Pemerintah Provinsi (Pemprov) Jabar disebutkannya telah mengirim tim untuk mengangkut keluarga balita Raya untuk dapat perawatan medis.
"Hari ini kami sudah mengirim tim untuk mengangkut seluruh keluarga tersebut agar keluarganya juga dirawat karena menderita penyakit TBC," jelas Dedi Mulyadi.

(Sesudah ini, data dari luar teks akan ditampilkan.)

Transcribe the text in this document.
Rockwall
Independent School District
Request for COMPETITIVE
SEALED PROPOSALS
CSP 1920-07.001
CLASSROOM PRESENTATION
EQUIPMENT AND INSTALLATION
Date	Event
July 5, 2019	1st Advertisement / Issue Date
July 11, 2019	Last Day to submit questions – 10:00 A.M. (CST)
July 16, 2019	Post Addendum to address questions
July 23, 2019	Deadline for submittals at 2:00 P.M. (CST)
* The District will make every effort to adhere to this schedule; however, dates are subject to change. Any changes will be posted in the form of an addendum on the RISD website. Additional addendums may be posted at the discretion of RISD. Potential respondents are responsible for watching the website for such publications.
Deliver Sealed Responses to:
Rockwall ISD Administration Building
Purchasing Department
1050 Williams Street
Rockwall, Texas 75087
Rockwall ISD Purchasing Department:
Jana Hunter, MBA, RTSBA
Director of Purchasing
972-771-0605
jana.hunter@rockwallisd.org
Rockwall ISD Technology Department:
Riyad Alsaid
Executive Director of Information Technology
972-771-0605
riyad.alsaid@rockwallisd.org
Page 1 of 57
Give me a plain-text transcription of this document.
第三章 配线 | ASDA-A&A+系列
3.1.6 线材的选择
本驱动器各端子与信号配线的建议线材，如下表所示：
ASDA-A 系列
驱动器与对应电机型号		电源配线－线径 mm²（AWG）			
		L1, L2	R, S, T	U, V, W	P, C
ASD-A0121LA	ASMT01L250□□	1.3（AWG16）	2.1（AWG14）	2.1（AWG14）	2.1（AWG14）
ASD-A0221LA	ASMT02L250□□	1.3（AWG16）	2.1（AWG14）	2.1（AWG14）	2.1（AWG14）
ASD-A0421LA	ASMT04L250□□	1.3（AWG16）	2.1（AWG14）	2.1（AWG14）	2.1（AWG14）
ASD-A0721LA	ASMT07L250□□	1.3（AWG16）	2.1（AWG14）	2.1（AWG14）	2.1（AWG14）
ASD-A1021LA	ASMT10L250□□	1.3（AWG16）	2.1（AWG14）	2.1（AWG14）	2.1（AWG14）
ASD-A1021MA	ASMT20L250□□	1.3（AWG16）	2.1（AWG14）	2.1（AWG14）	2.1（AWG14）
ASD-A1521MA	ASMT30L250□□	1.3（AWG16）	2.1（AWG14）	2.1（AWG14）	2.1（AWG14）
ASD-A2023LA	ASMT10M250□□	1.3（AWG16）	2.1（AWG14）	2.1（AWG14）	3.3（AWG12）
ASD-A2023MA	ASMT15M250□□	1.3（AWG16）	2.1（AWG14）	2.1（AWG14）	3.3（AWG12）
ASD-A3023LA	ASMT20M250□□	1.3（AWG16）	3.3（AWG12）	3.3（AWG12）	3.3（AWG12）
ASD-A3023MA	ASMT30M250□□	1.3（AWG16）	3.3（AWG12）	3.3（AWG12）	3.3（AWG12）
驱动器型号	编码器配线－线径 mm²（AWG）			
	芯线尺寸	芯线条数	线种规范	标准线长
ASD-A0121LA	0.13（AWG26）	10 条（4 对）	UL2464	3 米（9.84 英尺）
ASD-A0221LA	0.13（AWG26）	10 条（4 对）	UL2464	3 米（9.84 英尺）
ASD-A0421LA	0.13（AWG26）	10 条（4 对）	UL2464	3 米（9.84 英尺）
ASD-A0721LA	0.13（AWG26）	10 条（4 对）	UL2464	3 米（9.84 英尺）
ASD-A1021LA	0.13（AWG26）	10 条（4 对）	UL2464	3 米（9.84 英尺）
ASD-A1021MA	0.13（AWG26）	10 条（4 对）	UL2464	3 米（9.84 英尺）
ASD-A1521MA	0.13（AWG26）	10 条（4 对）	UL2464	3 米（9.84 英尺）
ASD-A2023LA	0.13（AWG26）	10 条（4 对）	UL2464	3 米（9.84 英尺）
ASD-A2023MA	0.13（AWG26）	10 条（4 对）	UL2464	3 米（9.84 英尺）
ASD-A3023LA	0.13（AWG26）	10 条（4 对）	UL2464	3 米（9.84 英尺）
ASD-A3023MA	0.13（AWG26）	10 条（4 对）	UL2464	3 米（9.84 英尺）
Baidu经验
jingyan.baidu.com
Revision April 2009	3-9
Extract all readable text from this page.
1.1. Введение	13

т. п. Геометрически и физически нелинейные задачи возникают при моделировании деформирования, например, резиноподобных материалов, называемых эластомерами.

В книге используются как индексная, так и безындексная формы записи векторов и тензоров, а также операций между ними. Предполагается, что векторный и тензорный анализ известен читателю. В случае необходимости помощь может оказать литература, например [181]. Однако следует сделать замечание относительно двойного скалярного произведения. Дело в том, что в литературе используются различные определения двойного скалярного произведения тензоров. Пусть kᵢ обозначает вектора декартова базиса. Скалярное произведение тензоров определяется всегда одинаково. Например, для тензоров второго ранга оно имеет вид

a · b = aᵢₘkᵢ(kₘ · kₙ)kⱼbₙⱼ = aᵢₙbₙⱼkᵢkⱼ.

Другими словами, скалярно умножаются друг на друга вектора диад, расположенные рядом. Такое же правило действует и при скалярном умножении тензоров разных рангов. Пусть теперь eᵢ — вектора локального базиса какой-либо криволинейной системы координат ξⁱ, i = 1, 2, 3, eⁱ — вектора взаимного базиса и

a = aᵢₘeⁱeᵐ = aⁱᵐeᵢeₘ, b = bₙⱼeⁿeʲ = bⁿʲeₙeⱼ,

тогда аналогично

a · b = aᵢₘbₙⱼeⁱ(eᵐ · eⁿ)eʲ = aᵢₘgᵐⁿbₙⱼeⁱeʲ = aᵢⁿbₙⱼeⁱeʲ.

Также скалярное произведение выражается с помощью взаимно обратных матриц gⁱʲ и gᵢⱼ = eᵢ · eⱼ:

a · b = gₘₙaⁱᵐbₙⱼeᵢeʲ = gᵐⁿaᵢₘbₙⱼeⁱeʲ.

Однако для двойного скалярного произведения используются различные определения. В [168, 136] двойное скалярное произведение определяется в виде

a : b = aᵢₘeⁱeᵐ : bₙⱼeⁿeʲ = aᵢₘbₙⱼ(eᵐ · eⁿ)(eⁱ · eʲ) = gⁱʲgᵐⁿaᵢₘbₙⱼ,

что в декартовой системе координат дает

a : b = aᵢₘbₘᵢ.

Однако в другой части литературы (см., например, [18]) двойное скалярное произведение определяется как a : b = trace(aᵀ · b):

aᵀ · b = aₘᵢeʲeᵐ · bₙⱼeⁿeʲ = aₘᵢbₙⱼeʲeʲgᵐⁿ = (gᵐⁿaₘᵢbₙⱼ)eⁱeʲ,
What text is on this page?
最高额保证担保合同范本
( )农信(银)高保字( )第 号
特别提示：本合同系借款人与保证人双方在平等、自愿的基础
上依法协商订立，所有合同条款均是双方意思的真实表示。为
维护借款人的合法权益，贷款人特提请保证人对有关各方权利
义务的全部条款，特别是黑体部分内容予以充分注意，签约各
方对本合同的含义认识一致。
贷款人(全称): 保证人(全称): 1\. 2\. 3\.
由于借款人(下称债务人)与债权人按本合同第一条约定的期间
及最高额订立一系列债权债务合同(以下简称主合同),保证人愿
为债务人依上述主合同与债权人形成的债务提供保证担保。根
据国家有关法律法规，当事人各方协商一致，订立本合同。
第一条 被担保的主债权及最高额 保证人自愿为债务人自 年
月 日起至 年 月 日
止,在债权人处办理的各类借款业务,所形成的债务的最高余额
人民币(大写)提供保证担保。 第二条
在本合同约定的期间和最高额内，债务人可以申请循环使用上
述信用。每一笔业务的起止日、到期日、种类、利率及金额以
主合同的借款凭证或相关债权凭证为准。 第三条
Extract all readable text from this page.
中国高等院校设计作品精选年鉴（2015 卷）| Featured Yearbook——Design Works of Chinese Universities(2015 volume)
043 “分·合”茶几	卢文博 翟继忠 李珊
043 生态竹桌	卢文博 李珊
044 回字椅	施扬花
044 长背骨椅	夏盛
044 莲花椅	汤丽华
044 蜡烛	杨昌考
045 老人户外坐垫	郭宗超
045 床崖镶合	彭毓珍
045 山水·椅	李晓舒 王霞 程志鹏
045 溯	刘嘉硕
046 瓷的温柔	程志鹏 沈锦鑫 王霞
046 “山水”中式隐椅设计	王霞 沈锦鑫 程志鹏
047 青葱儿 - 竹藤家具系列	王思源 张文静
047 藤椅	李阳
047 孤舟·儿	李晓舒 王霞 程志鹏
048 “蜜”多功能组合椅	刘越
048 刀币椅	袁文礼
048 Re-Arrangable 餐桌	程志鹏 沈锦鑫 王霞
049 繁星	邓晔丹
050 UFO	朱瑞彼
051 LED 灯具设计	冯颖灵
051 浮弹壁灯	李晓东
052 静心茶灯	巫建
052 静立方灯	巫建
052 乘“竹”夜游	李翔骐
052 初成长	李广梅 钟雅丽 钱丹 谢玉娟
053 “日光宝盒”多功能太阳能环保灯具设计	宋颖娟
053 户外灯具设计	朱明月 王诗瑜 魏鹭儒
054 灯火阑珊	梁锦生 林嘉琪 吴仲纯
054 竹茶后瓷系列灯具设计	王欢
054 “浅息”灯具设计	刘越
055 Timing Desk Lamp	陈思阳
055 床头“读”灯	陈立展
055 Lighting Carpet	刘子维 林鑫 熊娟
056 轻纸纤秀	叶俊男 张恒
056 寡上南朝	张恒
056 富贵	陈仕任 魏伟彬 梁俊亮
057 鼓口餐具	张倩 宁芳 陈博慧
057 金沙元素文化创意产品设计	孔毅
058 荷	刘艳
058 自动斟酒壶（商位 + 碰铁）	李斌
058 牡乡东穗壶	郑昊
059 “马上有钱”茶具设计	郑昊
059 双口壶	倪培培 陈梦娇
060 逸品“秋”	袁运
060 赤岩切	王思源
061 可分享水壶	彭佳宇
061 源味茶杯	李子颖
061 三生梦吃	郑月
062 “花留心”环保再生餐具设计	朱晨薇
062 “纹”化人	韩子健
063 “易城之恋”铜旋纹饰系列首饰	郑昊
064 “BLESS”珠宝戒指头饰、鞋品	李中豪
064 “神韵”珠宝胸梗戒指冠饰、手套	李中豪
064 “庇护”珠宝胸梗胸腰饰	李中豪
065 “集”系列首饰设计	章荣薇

Selain itu, Dedi Mulyadi juga memberikan sanksi dengan menghentikan sementara dana desa bagi Desa Cianaga, Kabandungan, Sukabumi, atas kejadian ini.
Pasalnya, perangkat Desa Cianaga dinilai lalai dalam mengurus warganya yang berujung pada kematian balita Raya.
“Fungsi-fungsi pokok pergerakan PKK, posyandu, dan kebidanannya tidak berjalan. Sanksi akan kami berikan pada siapapun dan daerah manapun yang terbukti tidak memberikan perhatian kepada masyarakat,” tegas KDM.
“Jangan abai, jangan ribut ketika peristiwanya terjadi. Salam hormat untuk semua, semoga kami bisa bekerja dengan baik,” pungkasnya.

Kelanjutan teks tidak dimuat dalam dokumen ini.